Coordinator: Dr Gregorio López – Universidad Pontificia Comillas
RAYUELA brings together experts from different areas of knowledge from all over Europe to develop an interactive story-like game that will allow minors to learn good practices on the use of the Internet and associated technology by playing and will allow modeling, in a friendly and non-invasive manner, online habits and potential risk profiles related to cybersecurity and cybercriminality.
Coordinator: Technological University of the Shannon
ResilMesh is dedicated to revolutionizing cybersecurity practices. At its core, ResilMesh endeavors to develop a cutting-edge security orchestration and analytics toolset grounded in cyber situational awareness (CSA). This initiative aims to equip organizations with the capabilities needed for real-time defense of essential business functions in an era marked by dispersed, heterogeneous cyber systems.
Coordinator: Petr Motlicek – IDIAP
ROXANNE is a three-year project, with aim to develop a platform that will increase agencies’ capabilities via voice recognition, language and video technologies. The project will support LEA’s activities through multilanguage applications based on voice, text and face technologies.
Coordinator: Constantinos Patsakis – Athena Research Center
SafeHorizon aims to tackle the emerging threat of Crime-as-a-Service (CaaS) by harnessing intelligence from various sources including the clear web, deep web, dark web, public dumps, and law enforcement datasets. By integrating these data streams with machine learning technologies, the project seeks to extract actionable evidence for legal use.
Coordinator: Nizar Touleimat – CEA
STARLIGHT project aims to increase awareness, ability, adoption, and long-term results of AI applications in European LEAs. It will improve the widespread understanding of AI across LEAs to reinforce their investigative and cybersecurity operations and support legal, ethical, and societal values.
Coordinator: Eva Škruba – EACTDA
The Tools4LEAs project focuses on delivering fully-tested and validated software tools/solutions to European public security entities (law enforcement agencies, forensic institutes, and others) to help them fight cybercrime. The Tools4LEAs project aims at establishing a long-term and sustainable structure that delivers on a regular basis tool that are ready to be used at operational level.
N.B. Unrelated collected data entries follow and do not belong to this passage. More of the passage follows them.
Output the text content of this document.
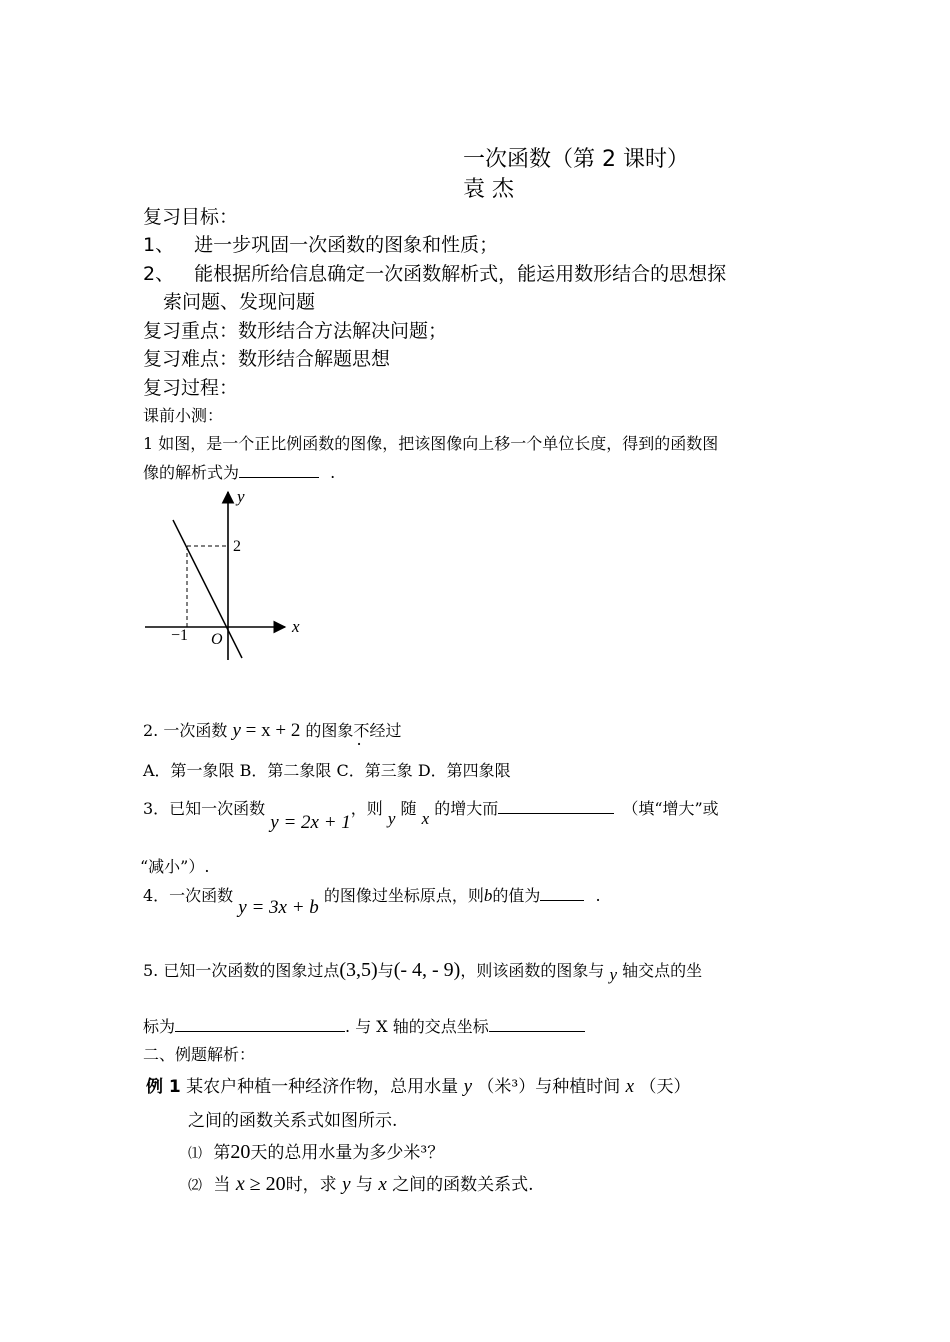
一次函数（第 2 课时）
袁 杰
复习目标：
1、 进一步巩固一次函数的图象和性质；
2、 能根据所给信息确定一次函数解析式，能运用数形结合的思想探
索问题、发现问题
复习重点：数形结合方法解决问题；
复习难点：数形结合解题思想
复习过程：
课前小测：
1 如图，是一个正比例函数的图像，把该图像向上移一个单位长度，得到的函数图
像的解析式为	.
y
x
2
−1 O
2. 一次函数 y = x + 2 的图象不经过
A．第一象限 B．第二象限 C．第三象 D．第四象限
3．已知一次函数 y = 2x + 1，则 y 随 x 的增大而	（填“增大”或
“减小”）.
4．一次函数 y = 3x + b 的图像过坐标原点，则b的值为	.
5. 已知一次函数的图象过点(3,5)与(- 4, - 9)，则该函数的图象与 y 轴交点的坐
标为	. 与 X 轴的交点坐标
二、例题解析：
例 1 某农户种植一种经济作物，总用水量 y （米³）与种植时间 x （天）
之间的函数关系式如图所示.
⑴ 第20天的总用水量为多少米³？
⑵ 当 x ≥ 20时，求 y 与 x 之间的函数关系式.
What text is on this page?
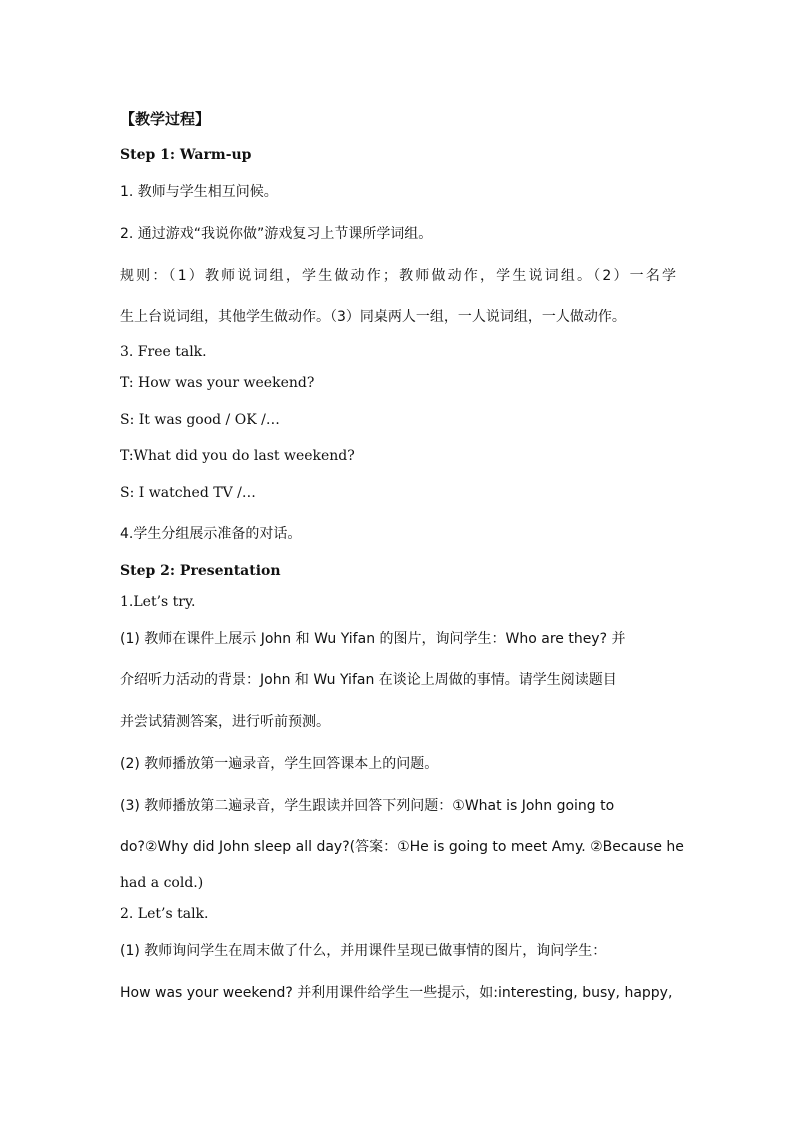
【教学过程】
Step 1: Warm-up
1. 教师与学生相互问候。
2. 通过游戏“我说你做”游戏复习上节课所学词组。
规则：（1）教师说词组，学生做动作；教师做动作，学生说词组。（2）一名学
生上台说词组，其他学生做动作。（3）同桌两人一组，一人说词组，一人做动作。
3. Free talk.
T: How was your weekend?
S: It was good / OK /…
T:What did you do last weekend?
S: I watched TV /…
4.学生分组展示准备的对话。
Step 2: Presentation
1.Let’s try.
(1) 教师在课件上展示 John 和 Wu Yifan 的图片，询问学生：Who are they? 并
介绍听力活动的背景：John 和 Wu Yifan 在谈论上周做的事情。请学生阅读题目
并尝试猜测答案，进行听前预测。
(2) 教师播放第一遍录音，学生回答课本上的问题。
(3) 教师播放第二遍录音，学生跟读并回答下列问题：①What is John going to
do?②Why did John sleep all day?(答案：①He is going to meet Amy. ②Because he
had a cold.)
2. Let’s talk.
(1) 教师询问学生在周末做了什么，并用课件呈现已做事情的图片，询问学生：
How was your weekend? 并利用课件给学生一些提示，如:interesting, busy, happy,
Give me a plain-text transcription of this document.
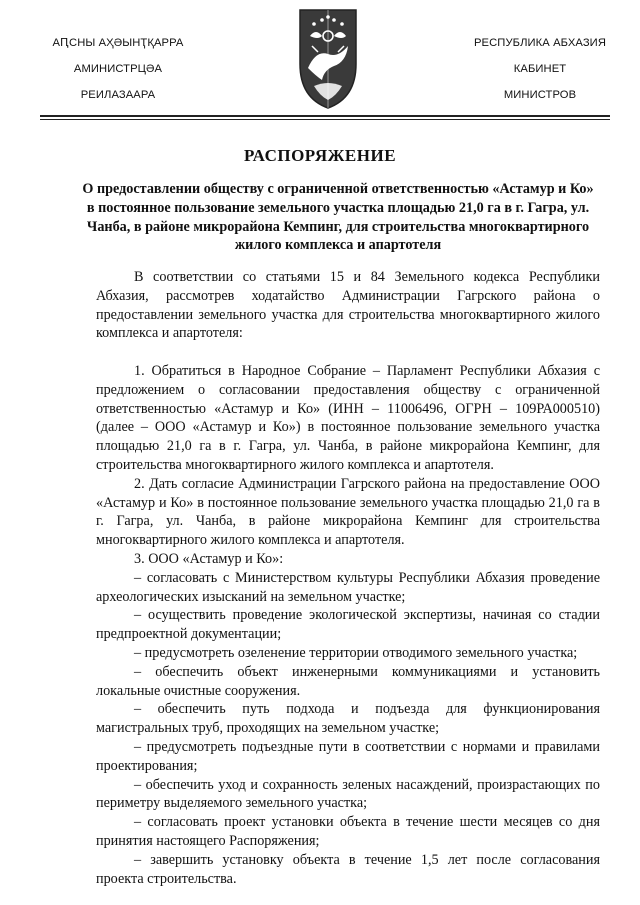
АԤСНЫ АҲӘЫНҬҚАРРА
АМИНИСТРЦӘА
РЕИЛАЗААРА
РЕСПУБЛИКА АБХАЗИЯ
КАБИНЕТ
МИНИСТРОВ
РАСПОРЯЖЕНИЕ
О предоставлении обществу с ограниченной ответственностью «Астамур и Ко» в постоянное пользование земельного участка площадью 21,0 га в г. Гагра, ул. Чанба, в районе микрорайона Кемпинг, для строительства многоквартирного жилого комплекса и апартотеля

В соответствии со статьями 15 и 84 Земельного кодекса Республики Абхазия, рассмотрев ходатайство Администрации Гагрского района о предоставлении земельного участка для строительства многоквартирного жилого комплекса и апартотеля:

1. Обратиться в Народное Собрание – Парламент Республики Абхазия с предложением о согласовании предоставления обществу с ограниченной ответственностью «Астамур и Ко» (ИНН – 11006496, ОГРН – 109РА000510) (далее – ООО «Астамур и Ко») в постоянное пользование земельного участка площадью 21,0 га в г. Гагра, ул. Чанба, в районе микрорайона Кемпинг, для строительства многоквартирного жилого комплекса и апартотеля.

2. Дать согласие Администрации Гагрского района на предоставление ООО «Астамур и Ко» в постоянное пользование земельного участка площадью 21,0 га в г. Гагра, ул. Чанба, в районе микрорайона Кемпинг для строительства многоквартирного жилого комплекса и апартотеля.

3. ООО «Астамур и Ко»:

– согласовать с Министерством культуры Республики Абхазия проведение археологических изысканий на земельном участке;

– осуществить проведение экологической экспертизы, начиная со стадии предпроектной документации;

– предусмотреть озеленение территории отводимого земельного участка;

– обеспечить объект инженерными коммуникациями и установить локальные очистные сооружения.

– обеспечить путь подхода и подъезда для функционирования магистральных труб, проходящих на земельном участке;

– предусмотреть подъездные пути в соответствии с нормами и правилами проектирования;

– обеспечить уход и сохранность зеленых насаждений, произрастающих по периметру выделяемого земельного участка;

– согласовать проект установки объекта в течение шести месяцев со дня принятия настоящего Распоряжения;

– завершить установку объекта в течение 1,5 лет после согласования проекта строительства.
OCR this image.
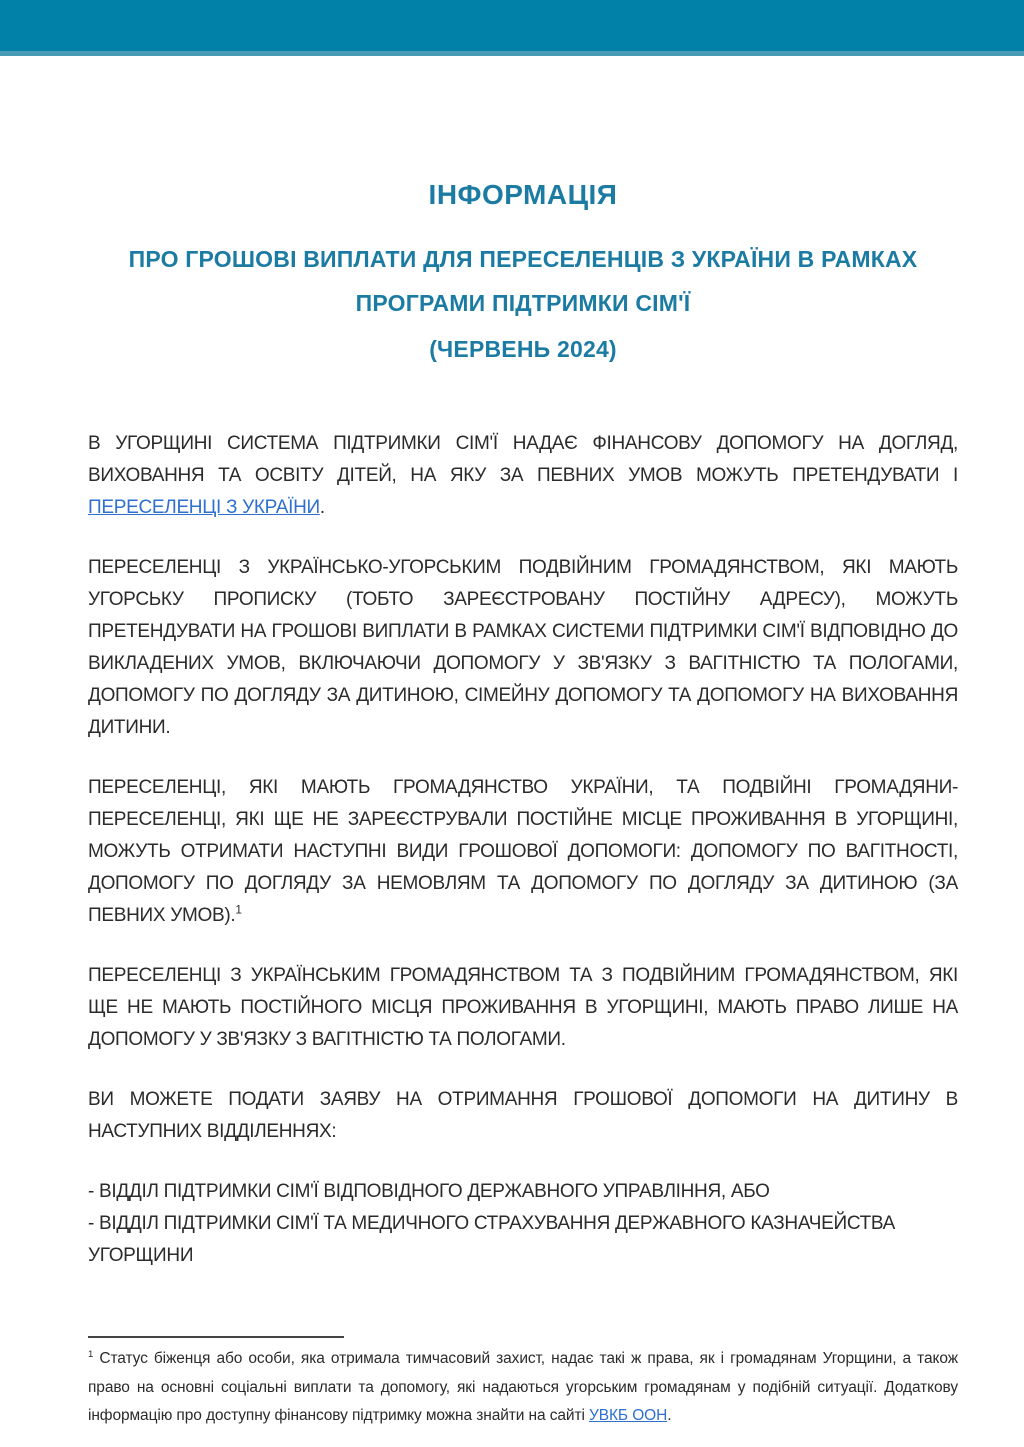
ІНФОРМАЦІЯ
ПРО ГРОШОВІ ВИПЛАТИ ДЛЯ ПЕРЕСЕЛЕНЦІВ З УКРАЇНИ В РАМКАХ
ПРОГРАМИ ПІДТРИМКИ СІМ'Ї
(ЧЕРВЕНЬ 2024)

В УГОРЩИНІ СИСТЕМА ПІДТРИМКИ СІМ'Ї НАДАЄ ФІНАНСОВУ ДОПОМОГУ НА ДОГЛЯД, ВИХОВАННЯ ТА ОСВІТУ ДІТЕЙ, НА ЯКУ ЗА ПЕВНИХ УМОВ МОЖУТЬ ПРЕТЕНДУВАТИ І ПЕРЕСЕЛЕНЦІ З УКРАЇНИ.

ПЕРЕСЕЛЕНЦІ З УКРАЇНСЬКО-УГОРСЬКИМ ПОДВІЙНИМ ГРОМАДЯНСТВОМ, ЯКІ МАЮТЬ УГОРСЬКУ ПРОПИСКУ (ТОБТО ЗАРЕЄСТРОВАНУ ПОСТІЙНУ АДРЕСУ), МОЖУТЬ ПРЕТЕНДУВАТИ НА ГРОШОВІ ВИПЛАТИ В РАМКАХ СИСТЕМИ ПІДТРИМКИ СІМ'Ї ВІДПОВІДНО ДО ВИКЛАДЕНИХ УМОВ, ВКЛЮЧАЮЧИ ДОПОМОГУ У ЗВ'ЯЗКУ З ВАГІТНІСТЮ ТА ПОЛОГАМИ, ДОПОМОГУ ПО ДОГЛЯДУ ЗА ДИТИНОЮ, СІМЕЙНУ ДОПОМОГУ ТА ДОПОМОГУ НА ВИХОВАННЯ ДИТИНИ.

ПЕРЕСЕЛЕНЦІ, ЯКІ МАЮТЬ ГРОМАДЯНСТВО УКРАЇНИ, ТА ПОДВІЙНІ ГРОМАДЯНИ-ПЕРЕСЕЛЕНЦІ, ЯКІ ЩЕ НЕ ЗАРЕЄСТРУВАЛИ ПОСТІЙНЕ МІСЦЕ ПРОЖИВАННЯ В УГОРЩИНІ, МОЖУТЬ ОТРИМАТИ НАСТУПНІ ВИДИ ГРОШОВОЇ ДОПОМОГИ: ДОПОМОГУ ПО ВАГІТНОСТІ, ДОПОМОГУ ПО ДОГЛЯДУ ЗА НЕМОВЛЯМ ТА ДОПОМОГУ ПО ДОГЛЯДУ ЗА ДИТИНОЮ (ЗА ПЕВНИХ УМОВ).$^1$

ПЕРЕСЕЛЕНЦІ З УКРАЇНСЬКИМ ГРОМАДЯНСТВОМ ТА З ПОДВІЙНИМ ГРОМАДЯНСТВОМ, ЯКІ ЩЕ НЕ МАЮТЬ ПОСТІЙНОГО МІСЦЯ ПРОЖИВАННЯ В УГОРЩИНІ, МАЮТЬ ПРАВО ЛИШЕ НА ДОПОМОГУ У ЗВ'ЯЗКУ З ВАГІТНІСТЮ ТА ПОЛОГАМИ.

ВИ МОЖЕТЕ ПОДАТИ ЗАЯВУ НА ОТРИМАННЯ ГРОШОВОЇ ДОПОМОГИ НА ДИТИНУ В НАСТУПНИХ ВІДДІЛЕННЯХ:

- ВІДДІЛ ПІДТРИМКИ СІМ'Ї ВІДПОВІДНОГО ДЕРЖАВНОГО УПРАВЛІННЯ, АБО
- ВІДДІЛ ПІДТРИМКИ СІМ'Ї ТА МЕДИЧНОГО СТРАХУВАННЯ ДЕРЖАВНОГО КАЗНАЧЕЙСТВА УГОРЩИНИ
$^1$ Статус біженця або особи, яка отримала тимчасовий захист, надає такі ж права, як і громадянам Угорщини, а також право на основні соціальні виплати та допомогу, які надаються угорським громадянам у подібній ситуації. Додаткову інформацію про доступну фінансову підтримку можна знайти на сайті УВКБ ООН.
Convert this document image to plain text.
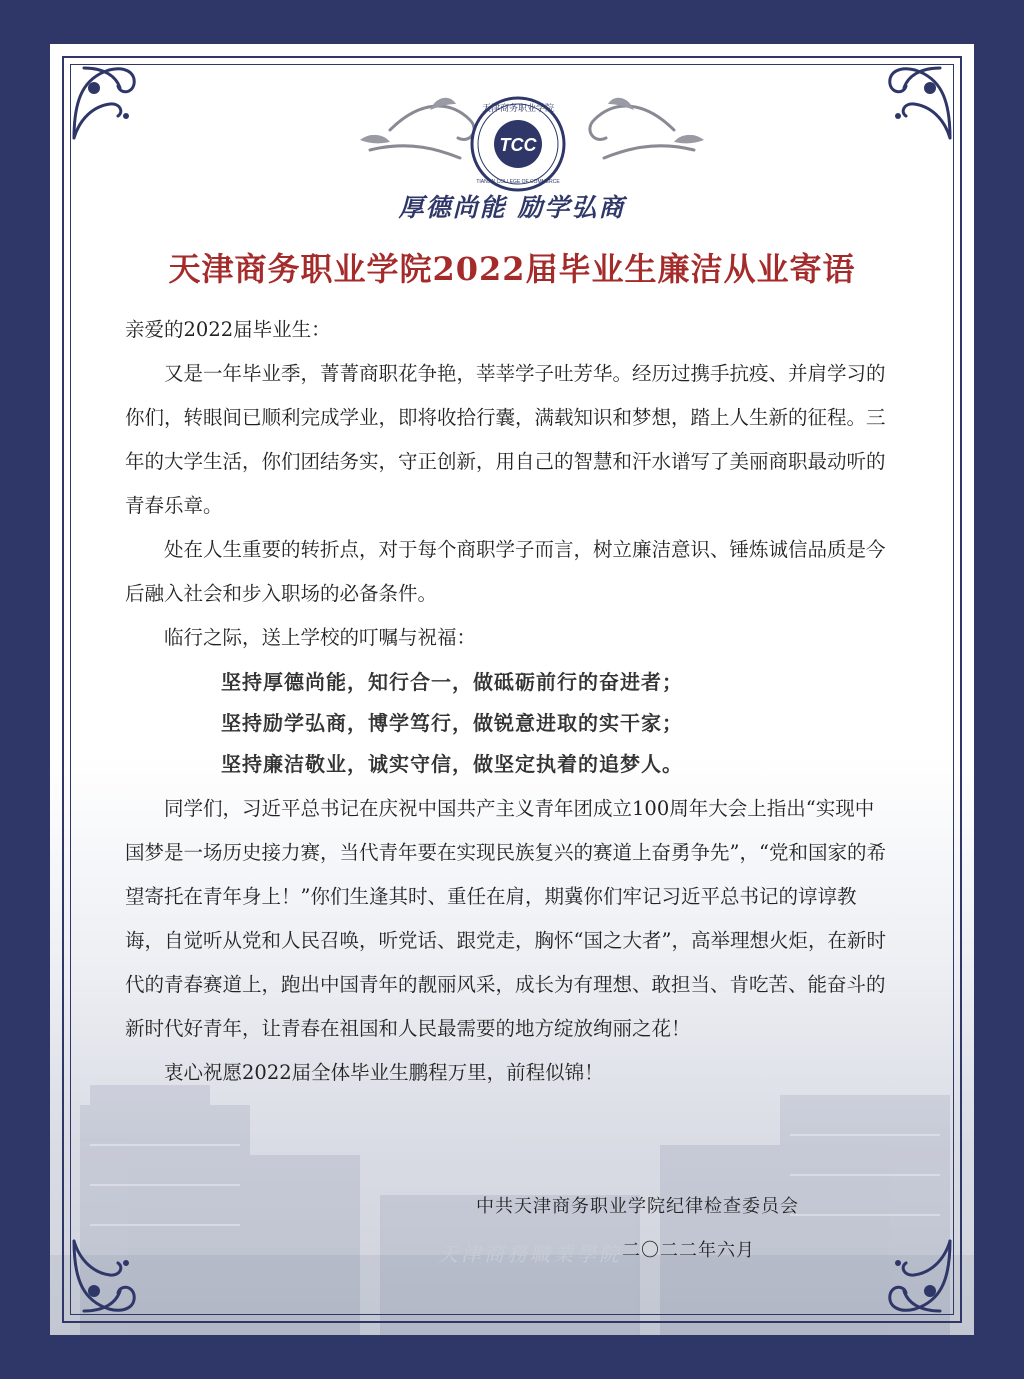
TCC
天津商务职业学院
TIANJIN COLLEGE OF COMMERCE
厚德尚能 励学弘商
天津商务职业学院2022届毕业生廉洁从业寄语

亲爱的2022届毕业生：

又是一年毕业季，菁菁商职花争艳，莘莘学子吐芳华。经历过携手抗疫、并肩学习的你们，转眼间已顺利完成学业，即将收拾行囊，满载知识和梦想，踏上人生新的征程。三年的大学生活，你们团结务实，守正创新，用自己的智慧和汗水谱写了美丽商职最动听的青春乐章。

处在人生重要的转折点，对于每个商职学子而言，树立廉洁意识、锤炼诚信品质是今后融入社会和步入职场的必备条件。

临行之际，送上学校的叮嘱与祝福：

坚持厚德尚能，知行合一，做砥砺前行的奋进者；

坚持励学弘商，博学笃行，做锐意进取的实干家；

坚持廉洁敬业，诚实守信，做坚定执着的追梦人。

同学们，习近平总书记在庆祝中国共产主义青年团成立100周年大会上指出“实现中国梦是一场历史接力赛，当代青年要在实现民族复兴的赛道上奋勇争先”，“党和国家的希望寄托在青年身上！”你们生逢其时、重任在肩，期冀你们牢记习近平总书记的谆谆教诲，自觉听从党和人民召唤，听党话、跟党走，胸怀“国之大者”，高举理想火炬，在新时代的青春赛道上，跑出中国青年的靓丽风采，成长为有理想、敢担当、肯吃苦、能奋斗的新时代好青年，让青春在祖国和人民最需要的地方绽放绚丽之花！

衷心祝愿2022届全体毕业生鹏程万里，前程似锦！

天津商務職業學院
中共天津商务职业学院纪律检查委员会
二〇二二年六月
Coordinator: Prof Umut Turksen – Coventry University
TRACE is a three-year project that performs intensive cross-disciplinary research to develop technological and socio-legal tools for tracking illicit money flows in Europe. By drawing information from the dark web and using machine learning and AI to make connections, TRACE will be able to visualise illicit money flows for use by LEAs.
Coordinator: Nikos Avgerinos – PERFORMANCE Technologies S.A.
TRACY is a two-year project, funded through the European Commission. Starting in June 2023 TRACY will provide an innovative digital forensic and investigation platform to identify suspects of serious organized crimes and terrorism in dense urban areas significantly advancing the process of LEAs investigations and prosecutions.
Coordinator: Dr. Helena Bruyninckx – RMA
The main objective of UNCOVER is to develop innovations for detecting hidden information (steganalysis) and to increase the technological autonomy of LEAs in the field of digital media steganalysis. UNCOVER aims to improve current standards of steganalysis solutions regarding performance, usability, operational needs, privacy protection, and chain-of-custody considerations.